Agrimony.
Agrimonia Eupatoria. Rose Family.
One or two feet high. Leaves.—Divided into several coarsely toothed leaflets. Flowers.—Small, yellow, in slender spiked racemes. Calyx.—Five-cleft, beset with hooked teeth. Corolla.—Of five petals. Stamens.—Five to fifteen. Pistils.—One to four.
The slender yellow racemes of the agrimony skirt the woods throughout the later summer. In former times the plant was held in high esteem by town physician and country herbalist alike. Emerson longed to know
Only the herbs and simples of the wood,
Rue, cinquefoil, gill, vervain, and agrimony.
Up to a recent date the plant has been dried and preserved by country people and might be seen exposed for sale in the shops of French villages. It has also been utilized in a dressing for shoe-leather. When about to flower it yields a pale yellow dye.
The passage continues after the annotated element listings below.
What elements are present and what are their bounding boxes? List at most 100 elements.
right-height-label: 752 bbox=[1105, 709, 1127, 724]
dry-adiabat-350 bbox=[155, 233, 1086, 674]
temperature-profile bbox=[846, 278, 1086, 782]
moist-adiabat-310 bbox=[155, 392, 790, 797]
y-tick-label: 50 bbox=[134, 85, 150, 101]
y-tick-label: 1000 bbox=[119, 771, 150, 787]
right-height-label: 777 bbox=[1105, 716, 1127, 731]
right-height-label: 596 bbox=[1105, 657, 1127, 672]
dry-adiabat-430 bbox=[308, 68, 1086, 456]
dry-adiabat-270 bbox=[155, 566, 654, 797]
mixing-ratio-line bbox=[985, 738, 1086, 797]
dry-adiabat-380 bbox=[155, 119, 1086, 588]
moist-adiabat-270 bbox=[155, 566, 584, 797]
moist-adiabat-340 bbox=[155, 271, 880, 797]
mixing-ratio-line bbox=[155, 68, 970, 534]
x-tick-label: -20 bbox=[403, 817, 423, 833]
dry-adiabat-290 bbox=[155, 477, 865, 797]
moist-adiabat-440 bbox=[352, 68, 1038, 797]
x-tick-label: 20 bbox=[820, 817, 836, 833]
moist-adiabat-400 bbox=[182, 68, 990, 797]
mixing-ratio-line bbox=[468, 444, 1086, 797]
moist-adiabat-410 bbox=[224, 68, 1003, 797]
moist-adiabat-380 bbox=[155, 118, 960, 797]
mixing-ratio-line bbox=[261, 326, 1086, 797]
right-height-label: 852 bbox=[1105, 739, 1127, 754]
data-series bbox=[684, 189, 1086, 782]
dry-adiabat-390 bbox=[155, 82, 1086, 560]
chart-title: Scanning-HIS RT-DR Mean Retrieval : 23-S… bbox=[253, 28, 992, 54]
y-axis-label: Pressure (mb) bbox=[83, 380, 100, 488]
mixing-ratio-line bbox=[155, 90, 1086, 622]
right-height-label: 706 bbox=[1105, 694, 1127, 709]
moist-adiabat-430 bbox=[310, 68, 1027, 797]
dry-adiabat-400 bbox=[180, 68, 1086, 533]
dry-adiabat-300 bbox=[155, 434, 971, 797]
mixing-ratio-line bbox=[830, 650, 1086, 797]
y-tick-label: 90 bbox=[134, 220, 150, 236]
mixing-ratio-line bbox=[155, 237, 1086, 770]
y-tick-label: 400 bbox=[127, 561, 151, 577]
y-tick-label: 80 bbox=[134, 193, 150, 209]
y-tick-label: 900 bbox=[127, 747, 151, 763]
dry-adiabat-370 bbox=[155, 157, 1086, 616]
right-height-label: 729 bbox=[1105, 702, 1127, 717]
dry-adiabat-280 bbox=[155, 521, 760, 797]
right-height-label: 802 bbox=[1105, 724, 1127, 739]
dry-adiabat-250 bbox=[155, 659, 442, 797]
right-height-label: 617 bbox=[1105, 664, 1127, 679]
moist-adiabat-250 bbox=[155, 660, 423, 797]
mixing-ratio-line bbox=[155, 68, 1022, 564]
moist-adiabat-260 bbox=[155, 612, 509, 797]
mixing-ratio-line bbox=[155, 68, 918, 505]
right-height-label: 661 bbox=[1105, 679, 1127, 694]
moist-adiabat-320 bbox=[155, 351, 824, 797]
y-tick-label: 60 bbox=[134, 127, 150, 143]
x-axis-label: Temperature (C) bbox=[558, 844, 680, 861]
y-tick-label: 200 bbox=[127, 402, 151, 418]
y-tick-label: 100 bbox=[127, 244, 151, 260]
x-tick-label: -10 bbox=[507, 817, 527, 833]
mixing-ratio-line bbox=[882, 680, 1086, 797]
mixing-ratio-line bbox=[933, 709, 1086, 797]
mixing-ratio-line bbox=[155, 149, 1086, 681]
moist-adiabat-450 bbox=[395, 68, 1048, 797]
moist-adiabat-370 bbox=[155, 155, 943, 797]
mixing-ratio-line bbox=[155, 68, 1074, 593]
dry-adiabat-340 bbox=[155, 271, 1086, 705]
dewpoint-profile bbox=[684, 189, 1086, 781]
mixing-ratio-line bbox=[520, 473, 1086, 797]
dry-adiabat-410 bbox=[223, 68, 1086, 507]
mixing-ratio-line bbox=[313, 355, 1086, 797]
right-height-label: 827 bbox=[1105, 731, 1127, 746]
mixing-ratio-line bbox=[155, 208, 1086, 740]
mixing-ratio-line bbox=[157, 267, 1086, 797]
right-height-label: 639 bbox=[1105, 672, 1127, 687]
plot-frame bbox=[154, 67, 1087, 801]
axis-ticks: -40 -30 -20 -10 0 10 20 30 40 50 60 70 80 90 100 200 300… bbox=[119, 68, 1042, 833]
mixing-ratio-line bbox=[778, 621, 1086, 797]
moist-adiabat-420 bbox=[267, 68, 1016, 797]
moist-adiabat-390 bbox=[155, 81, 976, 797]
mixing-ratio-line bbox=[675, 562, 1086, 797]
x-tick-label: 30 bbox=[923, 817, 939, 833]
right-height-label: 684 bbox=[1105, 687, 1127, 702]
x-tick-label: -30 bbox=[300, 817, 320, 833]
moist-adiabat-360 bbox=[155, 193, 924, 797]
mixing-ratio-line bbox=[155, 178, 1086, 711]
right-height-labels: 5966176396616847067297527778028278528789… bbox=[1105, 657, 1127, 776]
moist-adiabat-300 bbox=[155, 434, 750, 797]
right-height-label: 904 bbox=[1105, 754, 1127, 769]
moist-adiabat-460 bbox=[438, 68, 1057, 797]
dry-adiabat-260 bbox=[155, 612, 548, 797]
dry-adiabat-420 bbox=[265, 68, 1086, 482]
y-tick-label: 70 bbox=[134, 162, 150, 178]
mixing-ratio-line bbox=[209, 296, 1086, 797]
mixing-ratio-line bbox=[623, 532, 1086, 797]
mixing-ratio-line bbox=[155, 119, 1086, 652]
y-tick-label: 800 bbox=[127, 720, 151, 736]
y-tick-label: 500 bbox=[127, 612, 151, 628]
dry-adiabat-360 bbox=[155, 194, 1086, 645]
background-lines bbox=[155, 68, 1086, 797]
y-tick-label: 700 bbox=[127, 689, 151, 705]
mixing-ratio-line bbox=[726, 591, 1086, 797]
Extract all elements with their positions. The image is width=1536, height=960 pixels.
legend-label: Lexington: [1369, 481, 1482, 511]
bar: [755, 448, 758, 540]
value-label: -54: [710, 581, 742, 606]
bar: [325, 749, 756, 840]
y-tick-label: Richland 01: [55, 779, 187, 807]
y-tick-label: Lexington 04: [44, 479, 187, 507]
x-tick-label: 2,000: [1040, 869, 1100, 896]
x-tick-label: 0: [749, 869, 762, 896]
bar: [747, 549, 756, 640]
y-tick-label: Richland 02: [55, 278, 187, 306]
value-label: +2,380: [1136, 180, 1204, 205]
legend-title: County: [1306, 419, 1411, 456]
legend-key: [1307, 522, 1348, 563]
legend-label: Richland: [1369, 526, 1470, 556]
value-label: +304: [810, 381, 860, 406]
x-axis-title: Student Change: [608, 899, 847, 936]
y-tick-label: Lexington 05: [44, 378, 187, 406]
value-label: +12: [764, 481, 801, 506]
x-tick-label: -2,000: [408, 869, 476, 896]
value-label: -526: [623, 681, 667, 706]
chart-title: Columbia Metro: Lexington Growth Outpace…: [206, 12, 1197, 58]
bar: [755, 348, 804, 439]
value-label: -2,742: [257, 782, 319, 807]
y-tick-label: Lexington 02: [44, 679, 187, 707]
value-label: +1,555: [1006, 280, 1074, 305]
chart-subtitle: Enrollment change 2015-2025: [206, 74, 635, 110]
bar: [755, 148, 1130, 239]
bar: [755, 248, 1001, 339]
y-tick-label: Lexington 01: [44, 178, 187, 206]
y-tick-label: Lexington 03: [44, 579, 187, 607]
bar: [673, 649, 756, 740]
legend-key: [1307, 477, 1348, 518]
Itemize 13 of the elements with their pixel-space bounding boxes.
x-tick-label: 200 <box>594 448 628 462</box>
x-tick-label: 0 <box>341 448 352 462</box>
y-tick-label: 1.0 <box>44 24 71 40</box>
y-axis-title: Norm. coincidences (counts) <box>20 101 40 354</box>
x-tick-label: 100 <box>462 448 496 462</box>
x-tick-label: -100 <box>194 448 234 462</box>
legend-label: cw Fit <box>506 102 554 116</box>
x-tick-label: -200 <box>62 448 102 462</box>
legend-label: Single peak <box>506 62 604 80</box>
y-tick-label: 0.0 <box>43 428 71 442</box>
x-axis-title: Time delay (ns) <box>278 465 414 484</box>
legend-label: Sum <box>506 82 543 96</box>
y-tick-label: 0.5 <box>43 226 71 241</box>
Chaucer calls it egremoine. The name is supposed to be derived from the Greek title for an eye-disease, for which the juice of a plant similarly entitled was considered efficacious. The crushed flower yields a lemon-like odor.
Yellow Wood Sorrel.
Oxalis stricta. Geranium Family.
Stem.—Erect. Leaves.—Divided into three delicate clover-like leaflets. Flowers.—Golden-yellow. Calyx.—Of five sepals. Corolla.—Of five petals. Stamens.—Ten. Pistil.—One, with five styles.
All summer the small flowers of the yellow wood sorrel show brightly against their background of delicate leaves. The plant varies greatly in its height and manner of growth, flourishing abundantly along the roadsides. The small leaflets are open to the genial influence of sun and air during the hours of daylight, but at night they protect themselves from chill by folding one against another.